Tuberville Op-Ed in The Wall Street Journal: The U.S. Navy’s Bud Light Moment

“Amid a recruitment crisis, the military brass are preoccupied with woke identity politics.”

WASHINGTON — U.S. Senator Tommy Tuberville (R-AL) authored the following op-ed in The Wall Street Journal today highlighting U.S. military leadership’s misplaced and divisive priorities that do nothing to address national security or issues facing the military.

Senator Tuberville has repeatedly argued that the U.S. military is too focused on political and cultural issues rather than readiness and lethality. Senator Tuberville believes those misplaced priorities have contributed to the military’s unprecedented recruitment shortfall.

Excerpts from the op-ed can be found below, and the full text is available here.

The U.S. Navy’s Bud Light Moment

U.S. Senator Tommy Tuberville

The Wall Street Journal

May 4, 2023


“The Senate Armed Services Committee heard chilling testimony Tuesday from the Government Accountability Office: The Navy’s ship-maintenance backlog tops $1.8 billion; its aircraft are aging; American shipyards are in poor condition. The U.S. Navy is in decline. Contrast that with China’s military surge. The Pentagon’s most recent China Military Power report shows that China’s army, navy and space assets are accelerating at a pace one American four-star admiral called ‘breathtaking.’ China already has the largest navy in the world and it’s getting larger.”

“It gets worse. The U.S. military now faces an unprecedented crisis of recruitment. In the 50-year history of the all-volunteer force, the services have never missed their recruitment goals—until last year. The Army fell 15,000 recruits short of its goal last year—that’s an entire division. This is in addition to the 8,000 enlisted service members who were kicked out because they didn’t comply with President Biden’s vaccine mandate. Reports show this year’s recruiting may be even worse, with four of the six military branches on track to miss their recruitment goals.”

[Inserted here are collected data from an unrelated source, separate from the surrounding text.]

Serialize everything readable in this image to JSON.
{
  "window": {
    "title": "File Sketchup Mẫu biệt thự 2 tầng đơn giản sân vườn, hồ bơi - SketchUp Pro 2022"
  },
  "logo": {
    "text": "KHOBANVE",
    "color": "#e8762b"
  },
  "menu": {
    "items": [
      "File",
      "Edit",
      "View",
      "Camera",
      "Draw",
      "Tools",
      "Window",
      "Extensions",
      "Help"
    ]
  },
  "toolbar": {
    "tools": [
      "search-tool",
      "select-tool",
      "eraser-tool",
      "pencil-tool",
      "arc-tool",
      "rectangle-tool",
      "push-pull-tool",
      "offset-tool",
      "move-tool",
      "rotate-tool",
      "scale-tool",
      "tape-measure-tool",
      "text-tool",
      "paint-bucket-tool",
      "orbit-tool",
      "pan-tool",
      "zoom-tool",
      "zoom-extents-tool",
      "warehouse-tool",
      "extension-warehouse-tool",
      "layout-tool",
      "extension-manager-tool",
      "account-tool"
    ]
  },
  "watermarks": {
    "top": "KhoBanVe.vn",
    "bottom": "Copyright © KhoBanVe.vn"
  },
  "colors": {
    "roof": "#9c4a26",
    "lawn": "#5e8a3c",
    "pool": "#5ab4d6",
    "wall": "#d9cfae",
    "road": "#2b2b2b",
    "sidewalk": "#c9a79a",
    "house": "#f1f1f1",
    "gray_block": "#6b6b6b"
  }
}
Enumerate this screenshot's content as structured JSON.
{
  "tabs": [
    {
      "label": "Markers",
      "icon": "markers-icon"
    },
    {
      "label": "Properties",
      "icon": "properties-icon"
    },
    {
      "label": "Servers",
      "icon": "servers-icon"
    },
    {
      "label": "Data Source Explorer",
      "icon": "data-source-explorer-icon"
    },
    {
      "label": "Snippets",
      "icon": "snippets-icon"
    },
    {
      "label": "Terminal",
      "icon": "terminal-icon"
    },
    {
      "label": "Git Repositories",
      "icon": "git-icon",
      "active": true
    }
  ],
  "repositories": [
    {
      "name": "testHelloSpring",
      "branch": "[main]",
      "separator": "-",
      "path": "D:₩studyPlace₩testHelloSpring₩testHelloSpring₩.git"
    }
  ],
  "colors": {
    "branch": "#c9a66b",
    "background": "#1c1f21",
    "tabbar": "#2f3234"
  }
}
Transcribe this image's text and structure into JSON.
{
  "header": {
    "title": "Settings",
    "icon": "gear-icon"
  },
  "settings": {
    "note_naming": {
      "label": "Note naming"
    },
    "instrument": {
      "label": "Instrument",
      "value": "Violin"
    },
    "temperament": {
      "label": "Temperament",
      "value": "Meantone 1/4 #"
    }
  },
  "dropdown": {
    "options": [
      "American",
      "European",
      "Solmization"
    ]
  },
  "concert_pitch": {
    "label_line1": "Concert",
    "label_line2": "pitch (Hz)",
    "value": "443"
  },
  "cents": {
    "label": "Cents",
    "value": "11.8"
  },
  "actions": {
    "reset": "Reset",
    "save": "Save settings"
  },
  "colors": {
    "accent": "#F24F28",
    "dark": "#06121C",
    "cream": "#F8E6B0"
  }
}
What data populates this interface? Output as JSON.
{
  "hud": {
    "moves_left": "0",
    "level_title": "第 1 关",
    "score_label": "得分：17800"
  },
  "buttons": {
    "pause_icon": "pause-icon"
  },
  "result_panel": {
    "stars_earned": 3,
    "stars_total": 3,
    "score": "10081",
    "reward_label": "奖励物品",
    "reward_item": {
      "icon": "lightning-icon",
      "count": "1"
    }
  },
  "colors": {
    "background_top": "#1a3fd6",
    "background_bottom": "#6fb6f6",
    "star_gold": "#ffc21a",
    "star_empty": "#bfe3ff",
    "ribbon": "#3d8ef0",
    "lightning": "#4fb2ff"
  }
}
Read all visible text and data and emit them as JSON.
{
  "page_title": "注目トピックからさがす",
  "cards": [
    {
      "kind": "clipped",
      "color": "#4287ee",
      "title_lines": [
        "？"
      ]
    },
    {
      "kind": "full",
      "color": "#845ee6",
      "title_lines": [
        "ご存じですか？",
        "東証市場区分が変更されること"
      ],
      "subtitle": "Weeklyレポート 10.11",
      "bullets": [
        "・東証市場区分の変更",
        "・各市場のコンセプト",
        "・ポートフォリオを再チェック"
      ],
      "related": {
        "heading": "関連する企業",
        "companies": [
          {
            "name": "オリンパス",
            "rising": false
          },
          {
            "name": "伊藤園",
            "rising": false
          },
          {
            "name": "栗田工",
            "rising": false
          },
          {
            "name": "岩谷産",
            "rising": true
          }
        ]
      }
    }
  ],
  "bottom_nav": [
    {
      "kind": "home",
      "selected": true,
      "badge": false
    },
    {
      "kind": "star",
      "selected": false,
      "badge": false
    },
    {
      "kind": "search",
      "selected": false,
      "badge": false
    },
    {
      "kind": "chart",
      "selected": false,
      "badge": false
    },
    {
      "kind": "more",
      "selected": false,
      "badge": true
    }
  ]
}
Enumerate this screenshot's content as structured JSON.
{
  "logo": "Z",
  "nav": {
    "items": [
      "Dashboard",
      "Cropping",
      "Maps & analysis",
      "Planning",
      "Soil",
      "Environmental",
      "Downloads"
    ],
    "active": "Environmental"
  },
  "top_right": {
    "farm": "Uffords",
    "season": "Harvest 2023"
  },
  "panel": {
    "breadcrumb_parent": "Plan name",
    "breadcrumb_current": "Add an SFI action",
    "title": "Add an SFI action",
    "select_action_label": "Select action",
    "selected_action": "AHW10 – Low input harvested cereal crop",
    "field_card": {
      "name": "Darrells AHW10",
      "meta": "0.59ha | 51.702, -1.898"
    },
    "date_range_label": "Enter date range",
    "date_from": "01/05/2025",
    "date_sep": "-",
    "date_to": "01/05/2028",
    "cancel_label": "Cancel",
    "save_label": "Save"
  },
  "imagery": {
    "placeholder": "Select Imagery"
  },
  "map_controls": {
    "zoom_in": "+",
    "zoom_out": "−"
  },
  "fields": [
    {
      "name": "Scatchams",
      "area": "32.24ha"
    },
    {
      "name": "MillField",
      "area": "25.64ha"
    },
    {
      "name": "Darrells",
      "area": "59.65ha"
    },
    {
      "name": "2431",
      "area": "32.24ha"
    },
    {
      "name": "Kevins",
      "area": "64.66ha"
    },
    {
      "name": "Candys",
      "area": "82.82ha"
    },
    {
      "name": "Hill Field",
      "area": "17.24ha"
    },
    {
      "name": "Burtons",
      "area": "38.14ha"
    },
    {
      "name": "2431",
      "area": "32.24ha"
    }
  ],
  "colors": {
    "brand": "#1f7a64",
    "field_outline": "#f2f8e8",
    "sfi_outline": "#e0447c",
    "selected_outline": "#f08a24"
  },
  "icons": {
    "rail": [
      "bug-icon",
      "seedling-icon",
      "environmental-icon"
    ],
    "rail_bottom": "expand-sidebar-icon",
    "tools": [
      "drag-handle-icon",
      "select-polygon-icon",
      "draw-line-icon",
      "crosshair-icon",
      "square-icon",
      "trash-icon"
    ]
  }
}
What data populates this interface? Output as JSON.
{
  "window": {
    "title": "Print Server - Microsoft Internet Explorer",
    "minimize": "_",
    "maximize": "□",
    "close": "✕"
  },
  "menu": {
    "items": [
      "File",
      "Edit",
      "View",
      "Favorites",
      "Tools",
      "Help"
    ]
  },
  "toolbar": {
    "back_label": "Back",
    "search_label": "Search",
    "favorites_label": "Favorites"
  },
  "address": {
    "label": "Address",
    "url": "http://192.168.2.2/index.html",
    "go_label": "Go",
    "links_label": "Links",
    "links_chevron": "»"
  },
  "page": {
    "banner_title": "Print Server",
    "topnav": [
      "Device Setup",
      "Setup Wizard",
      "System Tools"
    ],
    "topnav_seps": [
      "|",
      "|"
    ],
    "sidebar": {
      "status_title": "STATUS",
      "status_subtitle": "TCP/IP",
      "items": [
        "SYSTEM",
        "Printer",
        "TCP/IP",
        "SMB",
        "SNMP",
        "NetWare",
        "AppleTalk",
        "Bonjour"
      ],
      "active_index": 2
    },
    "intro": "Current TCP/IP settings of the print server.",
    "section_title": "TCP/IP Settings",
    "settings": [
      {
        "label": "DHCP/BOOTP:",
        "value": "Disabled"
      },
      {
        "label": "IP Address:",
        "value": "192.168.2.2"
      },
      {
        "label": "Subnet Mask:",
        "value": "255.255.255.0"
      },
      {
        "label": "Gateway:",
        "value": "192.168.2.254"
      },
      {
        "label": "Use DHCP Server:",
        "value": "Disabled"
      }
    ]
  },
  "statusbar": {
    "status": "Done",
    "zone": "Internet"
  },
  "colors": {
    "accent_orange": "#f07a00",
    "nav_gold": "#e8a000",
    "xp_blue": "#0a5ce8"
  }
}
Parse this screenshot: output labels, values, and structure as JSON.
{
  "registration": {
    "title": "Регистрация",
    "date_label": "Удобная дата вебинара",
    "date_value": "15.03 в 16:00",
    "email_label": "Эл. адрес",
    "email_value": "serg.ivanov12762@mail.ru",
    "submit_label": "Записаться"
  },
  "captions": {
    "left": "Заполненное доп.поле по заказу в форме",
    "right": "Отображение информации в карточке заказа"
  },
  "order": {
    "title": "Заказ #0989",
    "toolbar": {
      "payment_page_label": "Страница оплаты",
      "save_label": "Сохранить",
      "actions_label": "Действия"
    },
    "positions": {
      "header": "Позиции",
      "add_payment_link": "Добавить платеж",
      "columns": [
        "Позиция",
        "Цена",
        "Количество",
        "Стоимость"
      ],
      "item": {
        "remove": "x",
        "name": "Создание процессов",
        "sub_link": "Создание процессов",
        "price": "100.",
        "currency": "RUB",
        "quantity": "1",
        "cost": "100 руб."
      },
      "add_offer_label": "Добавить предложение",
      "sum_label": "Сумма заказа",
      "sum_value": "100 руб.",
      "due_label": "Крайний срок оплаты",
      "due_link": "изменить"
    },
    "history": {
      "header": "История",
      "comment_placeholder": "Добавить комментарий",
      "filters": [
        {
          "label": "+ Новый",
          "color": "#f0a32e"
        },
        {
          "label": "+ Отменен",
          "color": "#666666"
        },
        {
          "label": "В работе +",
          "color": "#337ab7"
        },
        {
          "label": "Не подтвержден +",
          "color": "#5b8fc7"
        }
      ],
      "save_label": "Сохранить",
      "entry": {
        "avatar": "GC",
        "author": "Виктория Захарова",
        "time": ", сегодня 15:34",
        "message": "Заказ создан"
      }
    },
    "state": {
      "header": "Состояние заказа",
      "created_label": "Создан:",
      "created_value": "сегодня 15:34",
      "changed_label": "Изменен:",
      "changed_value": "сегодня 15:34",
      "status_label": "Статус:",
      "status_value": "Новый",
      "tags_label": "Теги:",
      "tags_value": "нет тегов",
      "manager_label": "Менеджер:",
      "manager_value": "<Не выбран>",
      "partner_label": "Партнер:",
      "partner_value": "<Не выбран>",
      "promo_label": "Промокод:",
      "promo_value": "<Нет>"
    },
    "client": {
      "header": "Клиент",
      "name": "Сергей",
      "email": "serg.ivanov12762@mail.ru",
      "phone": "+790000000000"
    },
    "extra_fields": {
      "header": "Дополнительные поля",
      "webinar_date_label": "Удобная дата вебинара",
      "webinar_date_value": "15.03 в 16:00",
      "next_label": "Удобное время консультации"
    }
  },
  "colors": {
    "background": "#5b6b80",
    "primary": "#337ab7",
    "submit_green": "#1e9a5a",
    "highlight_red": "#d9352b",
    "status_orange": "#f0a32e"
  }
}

“As I told the Navy’s top officer, Adm. Michael Gilday, in a Senate hearing last month, I respect everyone who serves this country. My issue isn’t a sailor’s sexual orientation or gender. My concern is that our new national obsession with sexuality, race and gender is focused on self rather than on purpose, ability or service. I spent 40 years recruiting young men to play football. What the Navy is doing isn’t a good recruiting strategy.”

“The contrast between the parties on this question couldn’t be clearer. Republicans are focused on the enlisted ranks—the people who actually fight our wars—while Democrats are worried about the people at the very top. The lowest-paid person affected by my hold would make $240,000 a year, yet Ms. Warren said she is worried about the nominees running out of ‘grocery money.’ I haven’t heard a word from her about recruiting enlisted service members—the people the Army said should go on food stamps to cope with inflation.”

“What we’re doing right now isn’t working. The military is having a Bud Light moment. Secretary Austin and his Democratic allies in Congress need to wake up before it gets even worse.”

Senator Tommy Tuberville represents Alabama in the United States Senate and is a member of the Senate Armed Services, Agriculture, Veterans’ Affairs, and HELP Committees.